A fresco is a painting made on top of damp plaster. As the paint dries, the pigment chemically bonds with the plaster of the wall or ceiling on which it is made. In order to create a fresco, the artist first makes a "cartoon," or sketch on paper. Then, the cartoon is hung on the wet plaster and the lines of this drawing are traced into the plaster quickly before it dries. Once the fresco is completed, the painting is permanently bonded and will last for many, many years. In the Sistine Chapel, Michelangelo "framed" the paintings with trompe d'oeil painted frames (which appear three dimensional). Between 1980 and 1999, experts restored the artwork in the Sistine Chapel so that millions can continue to appreciate it.

  • "Dividing the waters from the Land" by Michelangelo

This is one representation of the Creation story presented by Michelangelo, who followed precise instructions given to him by scholarly theologians, but injected his own vision into the fresco. Much like the other Creation portrayals of the sun and the moon, and of man, God is depicted with a long, flowing grey beard, supported in flight through the heavens by angels and a strong wind. This figure molds the limitless space beneath him. Michelangelo had a clear grasp upon what is called "foreshortening" in photography and his figure of God seems to be reaching out from the wall from the angels near him. With His arms widely apart, His fingers are spread as He is in the act of parting water from land.

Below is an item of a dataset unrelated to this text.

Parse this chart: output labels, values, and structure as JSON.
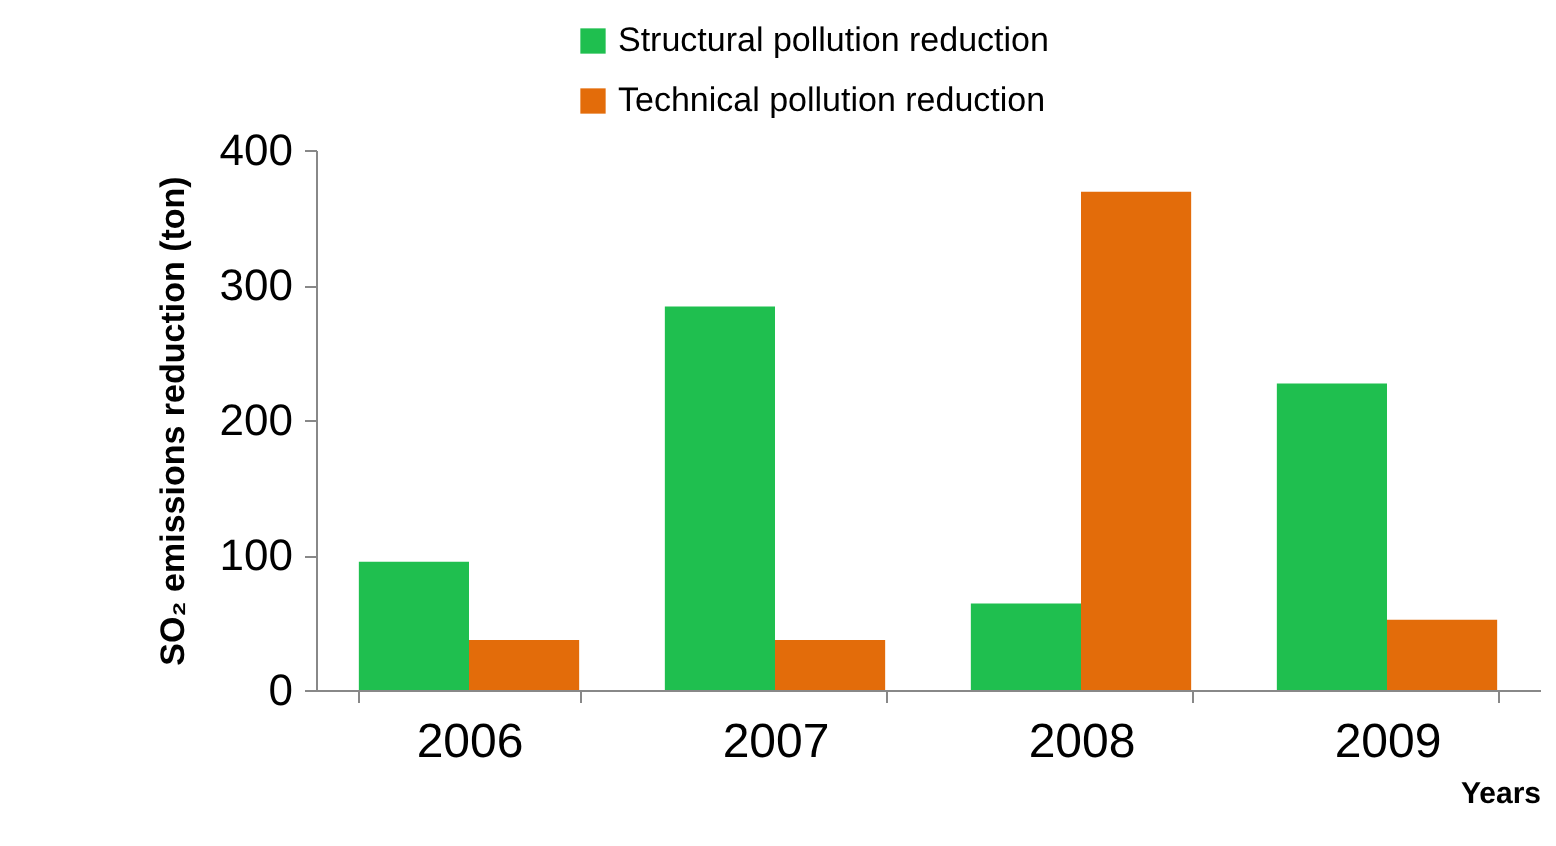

There is exactitude in Michelangelo's use of light and shadow so that the figure clearly seems three-dimensional. Indeed, the figure of the Creator in this scene is imposing, recalling the passages from Genesis, as well as inspiring Christians to recall the might of their God as they pass under this magnificent representation.

It should also be noted that Michelangelo's paintings are representative of the Renaissance with its individual figure dominating space, its accuracy of the depiction of anatomy and balanced proportions, its evidence of Classical influence with the imposing beard and figure of the Creator, as well asits linear perspective, depth, realism, and symmetry as the two angels are on each side, supporting the Creator--a truly moving painting.

The Second Loggia 

Also located in Vatican City in the palace of the popes are the Loggia [spaces within the body of the building that are open on one side to the air with curved archways, serving sometimes as an entrance porch] of Bramante and of Raphael. From 1509-1511 Raphael worked on some of most highly regarded frescoes in the High Renaissance, just as Michaelangelo did, in the Vatican's Stanza della Segnatura. The Second Loggia of Raphael's is dedicated to the glory of Pope Leo X. Raphael designed them with a flat central lacunar and five nearly level panels, which were ideal for paintings. The paintings there are referred to as The Raphel Bible; they are four frescoes of scenes taken from the Old Testament.

  • "The Separation of Land and Water" by Raphael

One of these is entitled "The Separation of Land and Water" and depicts the Creator forming the seas around land over the planet. In this painting, Raphael exhibits the humanistic philosophy he was taught when a young boy; perhaps, this is why his painting depicts the earth and God's finger touching it. His Creator, like Michelangelo's has billowing hair and beard of grey; however, the figure is less physical in presentation. Only the face, hands, and feet are displayed; there is not the muscular and virile power of Michelangelo's Creator. Yet, there is a symbolism as Raphael's Creator touches the earth and separates with a mere finger the ocean from land alone without the assistance of small angels. The viewer is reminded of the puissant Creator who with only his touch creates a world over which he suspends Himself alone. Raphael's painting is classic, balanced, humanistic, inspiring.